Matthew Piziak
Matthew Piziak

Reputation: 3520

Should asynchronous requests to a RESTful API have a separate URI?

Consider a web API with a method that takes a long time. The client can either make a synchronous request and wait for the response, or make an asynchronous request and receive the standard 202 Accepted response and a status link.
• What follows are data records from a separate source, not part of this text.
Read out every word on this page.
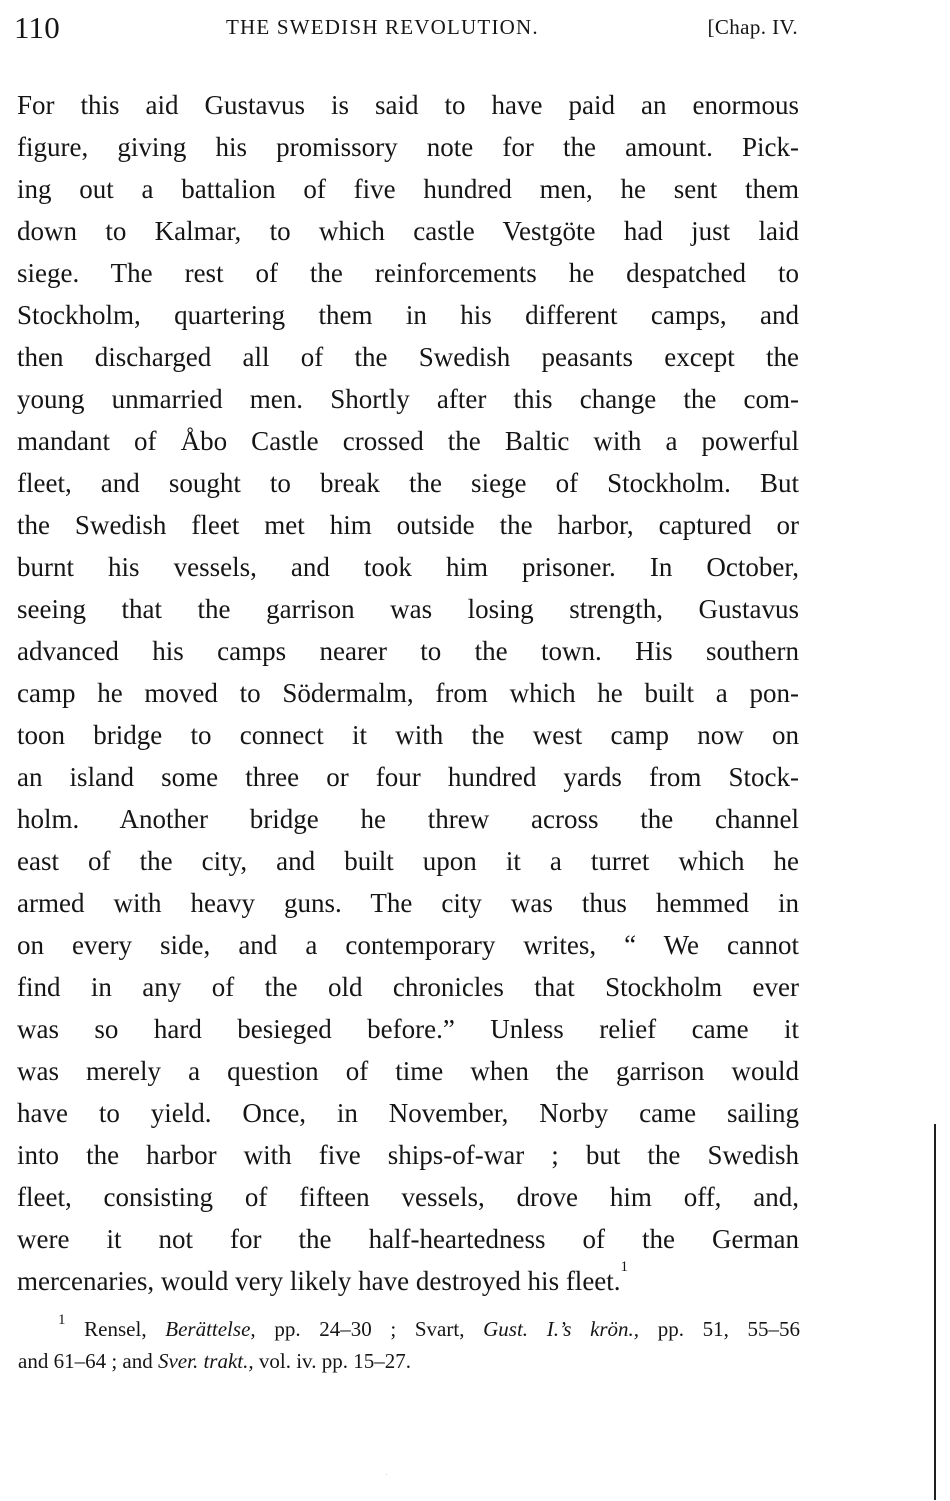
110	THE SWEDISH REVOLUTION.	[Chap. IV.
For this aid Gustavus is said to have paid an enormous
figure, giving his promissory note for the amount. Pick-
ing out a battalion of five hundred men, he sent them
down to Kalmar, to which castle Vestgöte had just laid
siege. The rest of the reinforcements he despatched to
Stockholm, quartering them in his different camps, and
then discharged all of the Swedish peasants except the
young unmarried men. Shortly after this change the com-
mandant of Åbo Castle crossed the Baltic with a powerful
fleet, and sought to break the siege of Stockholm. But
the Swedish fleet met him outside the harbor, captured or
burnt his vessels, and took him prisoner. In October,
seeing that the garrison was losing strength, Gustavus
advanced his camps nearer to the town. His southern
camp he moved to Södermalm, from which he built a pon-
toon bridge to connect it with the west camp now on
an island some three or four hundred yards from Stock-
holm. Another bridge he threw across the channel
east of the city, and built upon it a turret which he
armed with heavy guns. The city was thus hemmed in
on every side, and a contemporary writes, “ We cannot
find in any of the old chronicles that Stockholm ever
was so hard besieged before.” Unless relief came it
was merely a question of time when the garrison would
have to yield. Once, in November, Norby came sailing
into the harbor with five ships-of-war ; but the Swedish
fleet, consisting of fifteen vessels, drove him off, and,
were it not for the half-heartedness of the German
mercenaries, would very likely have destroyed his fleet.$^1$
$^1$ Rensel, Berättelse, pp. 24–30 ; Svart, Gust. I.’s krön., pp. 51, 55–56
and 61–64 ; and Sver. trakt., vol. iv. pp. 15–27.
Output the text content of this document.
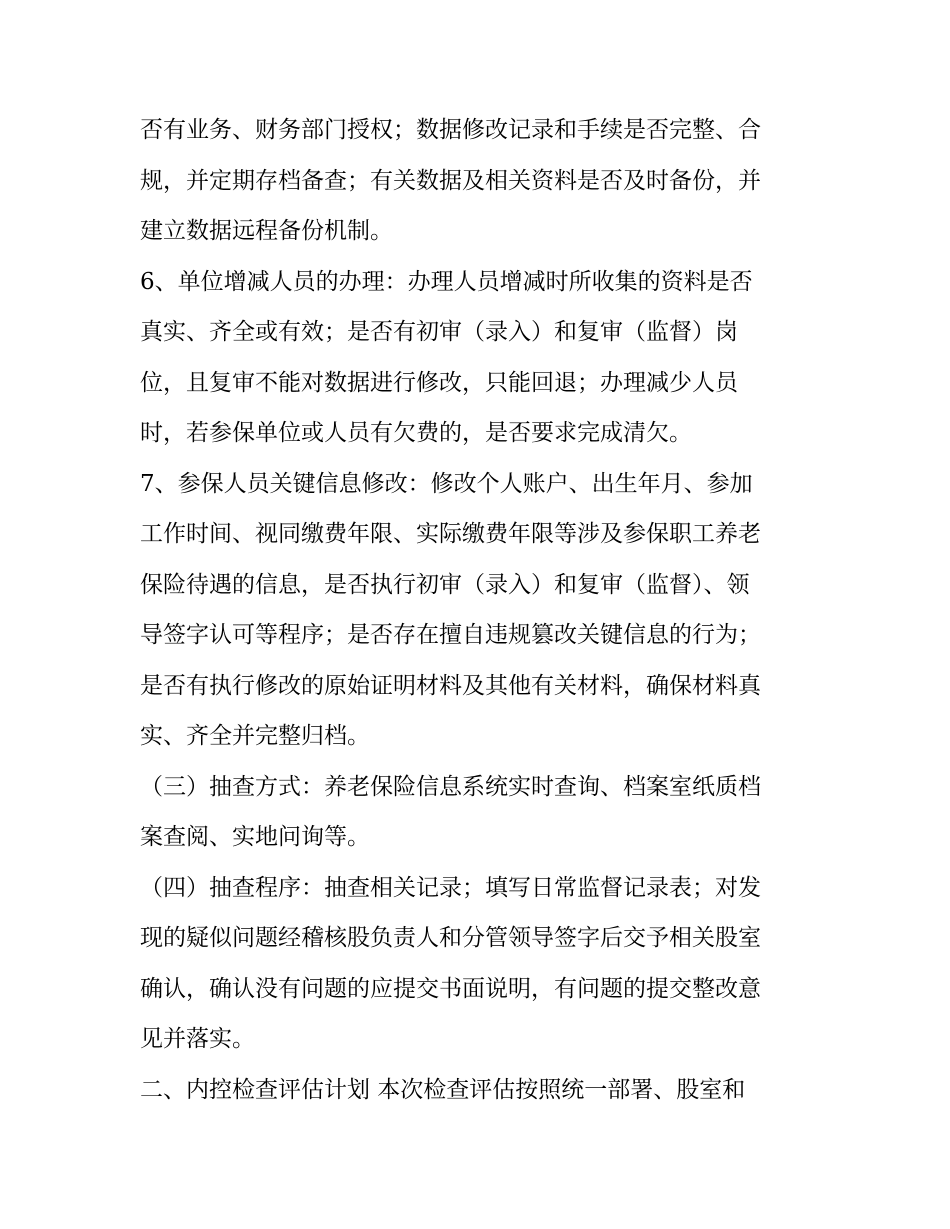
否有业务、财务部门授权；数据修改记录和手续是否完整、合
规，并定期存档备查；有关数据及相关资料是否及时备份，并
建立数据远程备份机制。
6、单位增减人员的办理：办理人员增减时所收集的资料是否
真实、齐全或有效；是否有初审（录入）和复审（监督）岗
位，且复审不能对数据进行修改，只能回退；办理减少人员
时，若参保单位或人员有欠费的，是否要求完成清欠。
7、参保人员关键信息修改：修改个人账户、出生年月、参加
工作时间、视同缴费年限、实际缴费年限等涉及参保职工养老
保险待遇的信息，是否执行初审（录入）和复审（监督）、领
导签字认可等程序；是否存在擅自违规篡改关键信息的行为；
是否有执行修改的原始证明材料及其他有关材料，确保材料真
实、齐全并完整归档。
（三）抽查方式：养老保险信息系统实时查询、档案室纸质档
案查阅、实地问询等。
（四）抽查程序：抽查相关记录；填写日常监督记录表；对发
现的疑似问题经稽核股负责人和分管领导签字后交予相关股室
确认，确认没有问题的应提交书面说明，有问题的提交整改意
见并落实。
二、内控检查评估计划 本次检查评估按照统一部署、股室和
Under RESTful semantics, should these two options exists as two separate URIs, or should they be the same URI with an option for asynchronicity in the header parameters?

Upvotes: 6

Views: 2361

Answers (2)

madarinho
madarinho

Reputation: 97

I would separate it to different URLs considering those reasons (I'm sure others will find more):

  • It will enable separating the operation to different methods, classes or even services.
  • It will be easier to cancel one of them when desired. e.g. moving all async processing from REST to messaging queue.
  • Less spaghetti inside your code.

Upvotes: 0

Phil
Phil

Reputation: 2313

They dont necessarily need to have seperate URLs. It is up to you how your RESTful service operates and responds. A request is defined by:

  1. Request Type
  2. URL (including params)
  3. Headers
  4. Payload

Standards exist on the Request Type (e.g. PUT vs POST) and some of the Headers (e.g. Caching). The payload format can also be defined by the Content-Type headers. However, there are no particular REST related rules which say you must use some URL structure. Obviously it needs to be a valid URL but it's structure is entirely up to you as the service developer.

If you want to give the choice to the caller whether to process it synchronously or asynchronously, I would go for different URLs for clarity.

e.g.

  • /some/dir/service1?process=async
  • /some/dir/service1?process=sync

Note: I am using forward slashes here to denote pseudo directory names for clarity reasons, but even this is not technically a necessity.

You can also use custom headers if you want, but you need to define the API yourself.

If you want to make the async/sync choice on the server side (maybe based on current server load), you could implement both in a single url. You should make sure that your API has clear documentation so that developers are aware of both response formats.